Okay so using we know that the number of ways without restrictions is simply $$\binom{n+r-1}{r-1}$$ And using $n=20,r=4$ we get $$\binom{23}{3}$$Now if we put $19$ balls in any one box then we have $\binom{4}1$ ways of selecting the one box and then we also have to select the next box to hold the last ball which can be done in $3$ ways each time, so we get for the case of $19$ balls in one box, $12$ ways that should not be included.

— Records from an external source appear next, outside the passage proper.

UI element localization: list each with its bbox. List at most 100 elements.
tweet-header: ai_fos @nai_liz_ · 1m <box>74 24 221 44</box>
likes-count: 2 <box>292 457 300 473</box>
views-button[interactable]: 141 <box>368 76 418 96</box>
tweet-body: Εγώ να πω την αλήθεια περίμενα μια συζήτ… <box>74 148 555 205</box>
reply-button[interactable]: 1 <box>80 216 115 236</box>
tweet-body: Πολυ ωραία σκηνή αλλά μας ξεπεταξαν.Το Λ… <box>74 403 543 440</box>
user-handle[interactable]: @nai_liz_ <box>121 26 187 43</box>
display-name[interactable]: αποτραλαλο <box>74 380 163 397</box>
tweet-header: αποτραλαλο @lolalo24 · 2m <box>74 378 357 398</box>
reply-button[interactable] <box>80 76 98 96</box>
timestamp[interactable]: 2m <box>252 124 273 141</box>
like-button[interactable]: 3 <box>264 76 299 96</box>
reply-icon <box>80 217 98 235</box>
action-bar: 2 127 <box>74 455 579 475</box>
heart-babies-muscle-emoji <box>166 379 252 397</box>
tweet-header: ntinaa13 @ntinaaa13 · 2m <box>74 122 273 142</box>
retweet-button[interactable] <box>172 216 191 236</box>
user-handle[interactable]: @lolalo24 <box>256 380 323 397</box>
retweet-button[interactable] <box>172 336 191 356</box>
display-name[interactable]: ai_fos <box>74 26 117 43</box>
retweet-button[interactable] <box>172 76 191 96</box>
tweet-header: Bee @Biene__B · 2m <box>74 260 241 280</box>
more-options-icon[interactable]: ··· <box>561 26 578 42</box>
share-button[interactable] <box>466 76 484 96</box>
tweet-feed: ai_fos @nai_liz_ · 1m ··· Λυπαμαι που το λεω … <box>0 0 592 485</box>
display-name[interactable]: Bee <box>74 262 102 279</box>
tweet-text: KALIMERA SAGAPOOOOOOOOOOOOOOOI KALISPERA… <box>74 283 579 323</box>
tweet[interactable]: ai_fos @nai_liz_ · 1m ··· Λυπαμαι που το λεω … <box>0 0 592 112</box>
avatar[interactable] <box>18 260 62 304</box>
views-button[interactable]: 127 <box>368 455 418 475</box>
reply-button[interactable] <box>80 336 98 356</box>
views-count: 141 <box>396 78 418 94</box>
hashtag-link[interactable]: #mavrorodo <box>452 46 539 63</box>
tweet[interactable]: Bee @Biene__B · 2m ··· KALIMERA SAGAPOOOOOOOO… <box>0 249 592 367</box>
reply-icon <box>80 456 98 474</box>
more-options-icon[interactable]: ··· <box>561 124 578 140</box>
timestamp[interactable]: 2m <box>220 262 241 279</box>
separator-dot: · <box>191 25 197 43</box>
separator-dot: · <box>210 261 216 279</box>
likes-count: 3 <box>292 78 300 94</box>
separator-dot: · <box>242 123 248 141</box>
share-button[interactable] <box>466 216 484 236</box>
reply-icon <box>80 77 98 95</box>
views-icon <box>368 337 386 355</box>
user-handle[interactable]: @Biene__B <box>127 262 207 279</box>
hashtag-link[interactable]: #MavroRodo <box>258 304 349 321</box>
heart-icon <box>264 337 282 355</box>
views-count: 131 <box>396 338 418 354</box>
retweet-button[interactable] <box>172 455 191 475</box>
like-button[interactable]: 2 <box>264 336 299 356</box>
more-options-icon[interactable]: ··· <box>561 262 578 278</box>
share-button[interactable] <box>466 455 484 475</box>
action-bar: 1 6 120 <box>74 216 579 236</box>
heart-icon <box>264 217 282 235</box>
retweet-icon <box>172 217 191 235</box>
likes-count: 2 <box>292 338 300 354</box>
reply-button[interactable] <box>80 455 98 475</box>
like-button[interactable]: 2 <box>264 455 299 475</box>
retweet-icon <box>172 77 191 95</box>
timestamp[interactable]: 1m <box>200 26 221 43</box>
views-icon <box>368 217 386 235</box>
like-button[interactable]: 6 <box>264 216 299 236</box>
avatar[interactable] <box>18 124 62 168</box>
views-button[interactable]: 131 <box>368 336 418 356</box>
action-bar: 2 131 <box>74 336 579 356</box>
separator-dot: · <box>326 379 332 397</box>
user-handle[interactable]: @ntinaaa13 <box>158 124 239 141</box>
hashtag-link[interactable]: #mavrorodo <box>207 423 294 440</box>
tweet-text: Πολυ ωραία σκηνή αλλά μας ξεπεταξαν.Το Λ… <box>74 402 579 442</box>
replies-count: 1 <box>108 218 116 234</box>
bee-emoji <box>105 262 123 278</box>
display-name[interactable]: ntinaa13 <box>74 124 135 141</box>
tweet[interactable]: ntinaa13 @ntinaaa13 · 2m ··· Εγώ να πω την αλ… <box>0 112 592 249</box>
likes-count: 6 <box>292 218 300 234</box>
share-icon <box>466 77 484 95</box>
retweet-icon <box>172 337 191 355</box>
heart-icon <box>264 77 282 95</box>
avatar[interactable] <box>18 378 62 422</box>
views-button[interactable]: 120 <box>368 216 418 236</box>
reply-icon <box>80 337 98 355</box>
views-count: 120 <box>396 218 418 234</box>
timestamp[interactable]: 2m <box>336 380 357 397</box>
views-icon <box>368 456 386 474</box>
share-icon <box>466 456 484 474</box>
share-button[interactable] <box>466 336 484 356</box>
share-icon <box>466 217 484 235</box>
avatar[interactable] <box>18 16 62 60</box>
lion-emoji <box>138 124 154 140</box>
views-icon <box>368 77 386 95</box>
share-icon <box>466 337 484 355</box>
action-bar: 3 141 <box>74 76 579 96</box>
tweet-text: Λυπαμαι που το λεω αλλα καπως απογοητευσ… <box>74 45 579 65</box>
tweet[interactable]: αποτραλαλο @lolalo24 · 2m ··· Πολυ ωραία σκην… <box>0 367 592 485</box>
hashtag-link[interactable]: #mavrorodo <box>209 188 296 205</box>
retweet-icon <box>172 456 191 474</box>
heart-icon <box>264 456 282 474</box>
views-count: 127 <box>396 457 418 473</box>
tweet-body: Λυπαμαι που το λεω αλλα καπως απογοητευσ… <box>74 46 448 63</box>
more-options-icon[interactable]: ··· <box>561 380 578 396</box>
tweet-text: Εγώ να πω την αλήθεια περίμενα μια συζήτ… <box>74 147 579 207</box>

Also for the case of $20$ balls in one box, we get $4$ ways of doing that, so you get in total $16$ cases to be subtracted from the original answer, which leaves us with option c) $$\binom{23} 3 -16$$

Answer 2

We need the coefficient of $t^{20}$ in the expansion $(1+t+\cdots +t^{18})^4$. We have \begin{align*} (1+t+\cdots +t^{18})^4 &= \left(\dfrac{1-t^{19}}{1-t}\right)^4 \\ &= (1-t^{19})^4(1-t)^{-4} \\ &= (1-4t^{19} + \cdots )\sum_{n=0}^\infty \binom{n+3}{n}t^n \end{align*} and hence equals $\binom{23}{20} - 4\binom{4}{1} = \binom{23}{3} - 16$.